OPS: Operations Per Second, computed as 1 / Mean
============================== 4 passed in 40.21s ==============================
Expected behavior
Now, when I open .pymon
file and find that test, I will end up with four runs, each one taking little bit over 10
seconds, i.e.
item_variant total_time
test[1, 1, 1] 10.005931615829468
test[1, 10, 1] 10.01454782485962
test[10, 1, 1] 10.013768434524536
test[10, 10, 1] 10.092158317565918
I wonder why the database stores the whole run-time of the tested method (given parameters input).
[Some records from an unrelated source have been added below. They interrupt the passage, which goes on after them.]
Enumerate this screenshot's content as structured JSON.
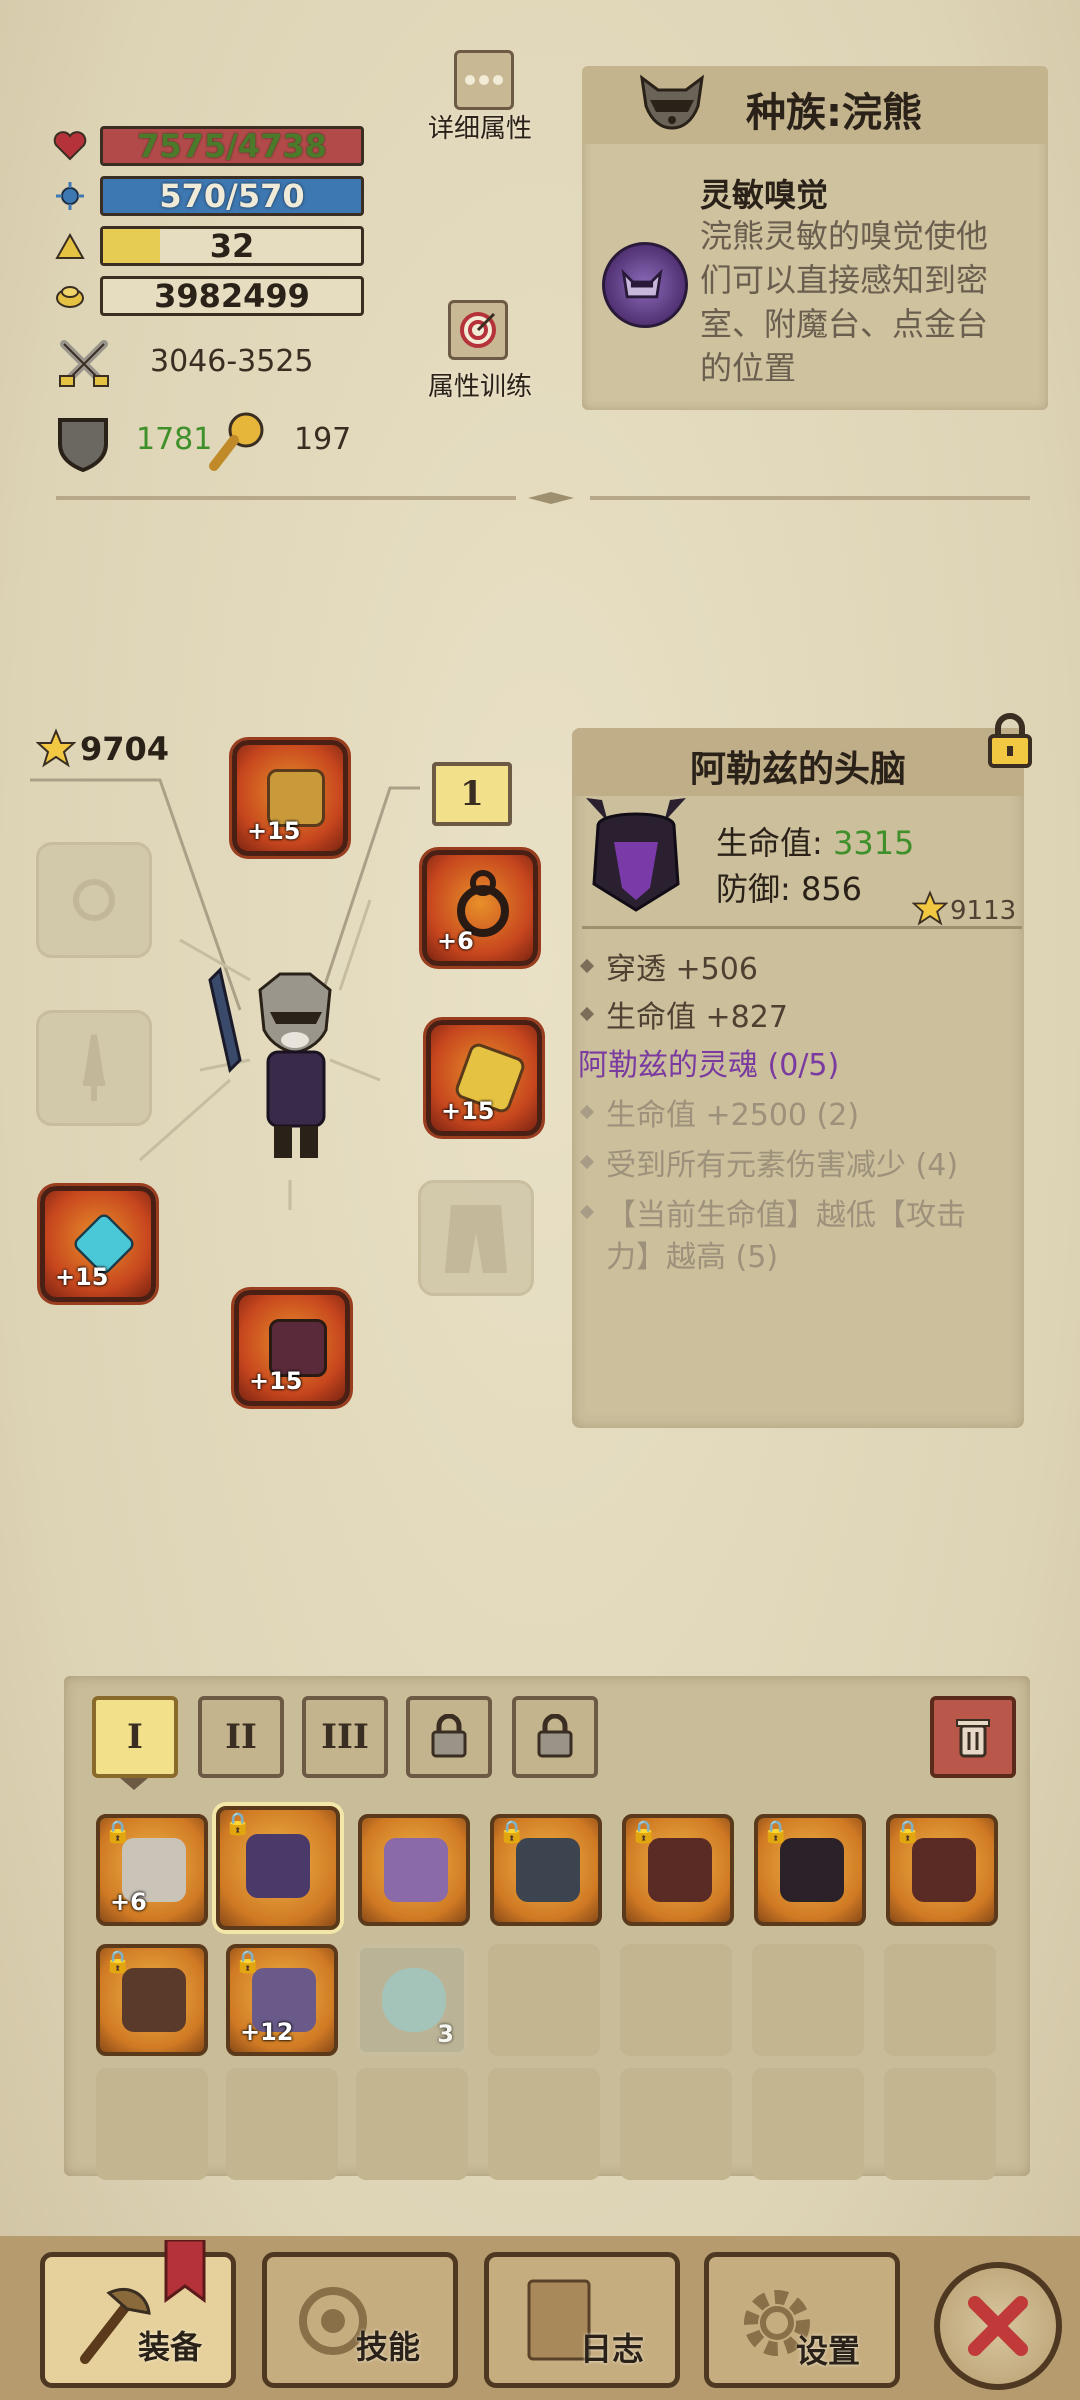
{
  "stats": {
    "hp": "7575/4738",
    "mp": "570/570",
    "level": "32",
    "gold": "3982499",
    "attack": "3046-3525",
    "defense": "1781",
    "special": "197"
  },
  "buttons": {
    "details": "详细属性",
    "training": "属性训练"
  },
  "race": {
    "title": "种族:浣熊",
    "skill_name": "灵敏嗅觉",
    "skill_desc": "浣熊灵敏的嗅觉使他们可以直接感知到密室、附魔台、点金台的位置"
  },
  "equipment": {
    "score": "9704",
    "tier_badge": "1",
    "helmet_plus": "+15",
    "ring_plus": "+6",
    "weapon_plus": "+15",
    "amulet_plus": "+15",
    "armor_plus": "+15"
  },
  "item_detail": {
    "name": "阿勒兹的头脑",
    "hp_label": "生命值:",
    "hp_value": "3315",
    "defense": "防御: 856",
    "score": "9113",
    "attrs": [
      "穿透 +506",
      "生命值 +827"
    ],
    "set_name": "阿勒兹的灵魂 (0/5)",
    "set_bonuses": [
      "生命值 +2500 (2)",
      "受到所有元素伤害减少 (4)",
      "【当前生命值】越低【攻击",
      "力】越高 (5)"
    ]
  },
  "bag": {
    "tabs": [
      "I",
      "II",
      "III"
    ],
    "items": [
      {
        "plus": "+6",
        "color": "#c9c3b8"
      },
      {
        "plus": "",
        "color": "#4a3a6a"
      },
      {
        "plus": "",
        "color": "#8a6aa8"
      },
      {
        "plus": "",
        "color": "#3c4450"
      },
      {
        "plus": "",
        "color": "#5a2a24"
      },
      {
        "plus": "",
        "color": "#2a2228"
      },
      {
        "plus": "",
        "color": "#5a2a24"
      },
      {
        "plus": "",
        "color": "#5a3a2a"
      },
      {
        "plus": "+12",
        "color": "#6a5a8a"
      }
    ],
    "potion_qty": "3"
  },
  "nav": {
    "equip": "装备",
    "skills": "技能",
    "log": "日志",
    "settings": "设置"
  },
  "colors": {
    "hp_green": "#3f8f2a",
    "set_purple": "#7a3aa0"
  }
}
Pytest measures each single round, iteration, etc., providing expected time of a single benchmark.pednatic(...)
call. However, total_time
incorporates even setup time, i.e. TestClass::setup_stuff
.
If this is a feature, can I somehow get run-time per benchmark.pedantic(...)
? Sure, I can divide total_time
by rounds * iteration
but that would not be correct as setup time would be divided as well.
While this is a trivial MWE with a trivial example, my real use-case is dealing with much bigger data. Let's imagine that I'm passing path to a huge file. In the setup phase of a test method, I load this file. Passing a loaded file directly via parametrization/fixtures is possible in theory; however, then, I would need to load all huge files to memory, keep them as parameters, and then use in the test. (Besides memory / cost requirements, it could force some memory processes on background, e.g. swaps).
Desktop (please complete the following information):
linux
Python 3.12.8
pytest-8.3.3
monitor-1.6.1
benchmark-5.1.0
xdist-3.6.1
Additional context
If this is a feature with expected behavior, please refer me to the manual.